The deep learning algorithm is computationally complex and takes a long time to train because of the many parameters in the deep learning model, which is a deep neural network, and many floating point and matrix operations are performed during the parameter-tuning phase of the model training process. The model computation process in this paper used GPU parallel computing. Figure 13 displays the analysis of the classification speed under GPU parallel computing outcomes. Basic computer hardware specifications in the experiments included an Intel i7-7500U processor, a GeForce GTX 960M graphic card, and 8 GB RAM. The software environment also included Ubuntu, cuda8.0, and cuDNN version 5. The model’s training times for the two sets of image data (ROSIS-3 and HySpex) were reduced from 171 seconds to 23 seconds and from 321 seconds to 45 seconds, respectively. This significantly sped up image classification.

5. Conclusions

In this paper, the two models, SAE and DBN in deep learning, were applied to hyperspectral image classification to address some of the problems of hyperspectral image classification. The classification model was formed by connecting to a softmax regression classifier. Multiple experiments were conducted by changing the number of hidden layer neurons of the AE and the RBM. The reconstructed image features were visualized and analyzed in comparison with the original image features, and the best reconstructed effect was obtained with 30 hidden layer neurons for the AE and 30 hidden layer neurons for the RBM. The AE and RBM were compared with the traditional feature extraction algorithm, and we experimentally verified that both classification algorithms based on the AE and RBM outperformed the classification algorithm based on the traditional feature extraction algorithm in terms of classification performance; the AE was stacked to form an SAE, and the RBM was stacked to form a deep belief network; that is, the single-layer neural network was stacked to form a deep network. Through the experimental analysis, the classification accuracy reached 92.12% and 94.02% with three hidden layers of SAEs and 88.22% and 92.16% with two hidden layers of deep belief networks; thus, the optimal classification model was found to be an SAE. The classification accuracy was further improved to 93.41% and 94.92% by modifying the model to a stacked sparse autoencoder. To shorten the long training time of the deep learning algorithm, GPU computing was applied to the classification model, improving classification speed by more than seven times.
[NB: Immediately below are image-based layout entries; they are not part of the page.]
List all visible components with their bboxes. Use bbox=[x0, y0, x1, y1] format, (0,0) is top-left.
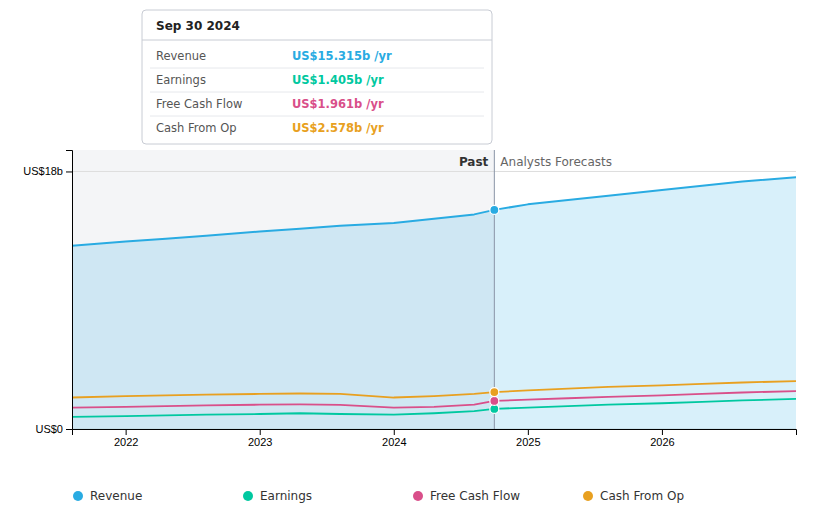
tooltip-row-label: Free Cash Flow bbox=[156, 97, 242, 111]
legend: Revenue Earnings Free Cash Flow Cash From O… bbox=[73, 489, 684, 503]
legend-item: Revenue bbox=[73, 489, 142, 503]
x-tick-mark bbox=[662, 429, 663, 435]
legend-item: Free Cash Flow bbox=[413, 489, 520, 503]
legend-swatch bbox=[73, 491, 83, 501]
tooltip-row-label: Earnings bbox=[156, 73, 206, 87]
legend-swatch bbox=[243, 491, 253, 501]
x-tick-mark bbox=[260, 429, 261, 435]
tooltip-title: Sep 30 2024 bbox=[156, 19, 240, 33]
legend-label: Free Cash Flow bbox=[430, 489, 520, 503]
tooltip-row-separator bbox=[150, 116, 484, 117]
tooltip-row-separator bbox=[150, 68, 484, 69]
tooltip-box bbox=[142, 10, 492, 144]
x-tick-label: 2024 bbox=[382, 436, 406, 448]
y-tick-mark bbox=[66, 429, 72, 430]
line bbox=[72, 391, 796, 407]
y-tick-label: US$0 bbox=[35, 423, 63, 435]
x-tick: 2024 bbox=[382, 429, 406, 448]
plot-area bbox=[72, 150, 796, 429]
y-tick-label: US$18b bbox=[23, 165, 63, 177]
x-tick: 2023 bbox=[248, 429, 272, 448]
x-axis-line bbox=[73, 430, 797, 436]
y-tick-mark bbox=[66, 171, 72, 172]
legend-swatch bbox=[583, 491, 593, 501]
x-tick-label: 2022 bbox=[114, 436, 138, 448]
point bbox=[490, 205, 499, 214]
legend-item: Cash From Op bbox=[583, 489, 684, 503]
tooltip-row-label: Revenue bbox=[156, 49, 206, 63]
tooltip-row-value: US$2.578b /yr bbox=[292, 121, 384, 135]
tooltip-row-value: US$15.315b /yr bbox=[292, 49, 392, 63]
tooltip-row-label: Cash From Op bbox=[156, 121, 237, 135]
x-tick-mark bbox=[394, 429, 395, 435]
x-tick: 2026 bbox=[650, 429, 674, 448]
tooltip: Sep 30 2024 Revenue US$15.315b /yr Earnings… bbox=[142, 10, 492, 144]
legend-label: Revenue bbox=[90, 489, 142, 503]
x-tick: 2022 bbox=[114, 429, 138, 448]
x-tick-mark bbox=[528, 429, 529, 435]
line bbox=[72, 381, 796, 397]
area bbox=[72, 177, 796, 429]
line bbox=[72, 399, 796, 417]
line bbox=[72, 177, 796, 246]
y-axis: US$0 US$18b bbox=[23, 151, 72, 436]
y-tick: US$0 bbox=[35, 423, 72, 435]
x-tick-mark bbox=[126, 429, 127, 435]
legend-item: Earnings bbox=[243, 489, 312, 503]
point bbox=[490, 396, 499, 405]
chart: 2022 2023 2024 2025 2026 US$0 US$18b Past Analys… bbox=[0, 0, 821, 524]
y-tick: US$18b bbox=[23, 165, 72, 177]
x-axis: 2022 2023 2024 2025 2026 bbox=[73, 429, 797, 448]
x-tick-label: 2025 bbox=[516, 436, 540, 448]
y-axis-line bbox=[66, 151, 73, 430]
tooltip-row-value: US$1.405b /yr bbox=[292, 73, 384, 87]
point bbox=[490, 388, 499, 397]
tooltip-separator bbox=[142, 40, 492, 41]
tooltip-row-value: US$1.961b /yr bbox=[292, 97, 384, 111]
legend-label: Cash From Op bbox=[600, 489, 684, 503]
grid-line bbox=[72, 171, 796, 172]
x-tick-label: 2023 bbox=[248, 436, 272, 448]
tooltip-row-separator bbox=[150, 92, 484, 93]
legend-swatch bbox=[413, 491, 423, 501]
x-tick: 2025 bbox=[516, 429, 540, 448]
annotation: Past bbox=[459, 155, 489, 169]
legend-label: Earnings bbox=[260, 489, 312, 503]
x-tick-label: 2026 bbox=[650, 436, 674, 448]
annotation: Analysts Forecasts bbox=[500, 155, 612, 169]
Through comprehensive experimental analysis, we found that the hyperspectral image classification model based on a deep learning algorithm can obtain better classification accuracy than the traditional classification model. However, some problems with the deep learning algorithm still need to be addressed. For example, the selection of model hyperparameters and the number of neurons and layers in the hidden layer have a large impact on the classification accuracy. That is, the selection of model parameters is complicated and has a large impact on the classification performance. Second, the deep learning algorithm is complicated, and under the same hardware equipment conditions, its performance varies considerably. How to improve the optimization algorithm accuracy while reducing its computing time will also need to be studied further.

Data Availability

The data used to support the findings of this research are included within the article.

Conflicts of Interest

The authors declare that they have no conflicts of interest.

Acknowledgments

This work was supported by the National Key Research and Development Program of China (Grant nos. 2021YFB3900505 and 2021YFC3000401), the National Natural Science Foundation of China (Grant no. 41941019), the Sichuan Mineral Resources Research Center (Grant no. SCKCZY2021-ZC003), the Sichuan Provincial Department of Education Humanities and Social Sciences (Zhang Daqian Research) Key Project (Grant no. ZDQ2021−01), the Open Foundation of Sichuan Center for Disaster Economic Research (Grant no. ZHJJ2021-ZD001), and the Industry-School Cooperative Education Program of the Ministry of Education (Grant nos. 202101162001 and 202102245035).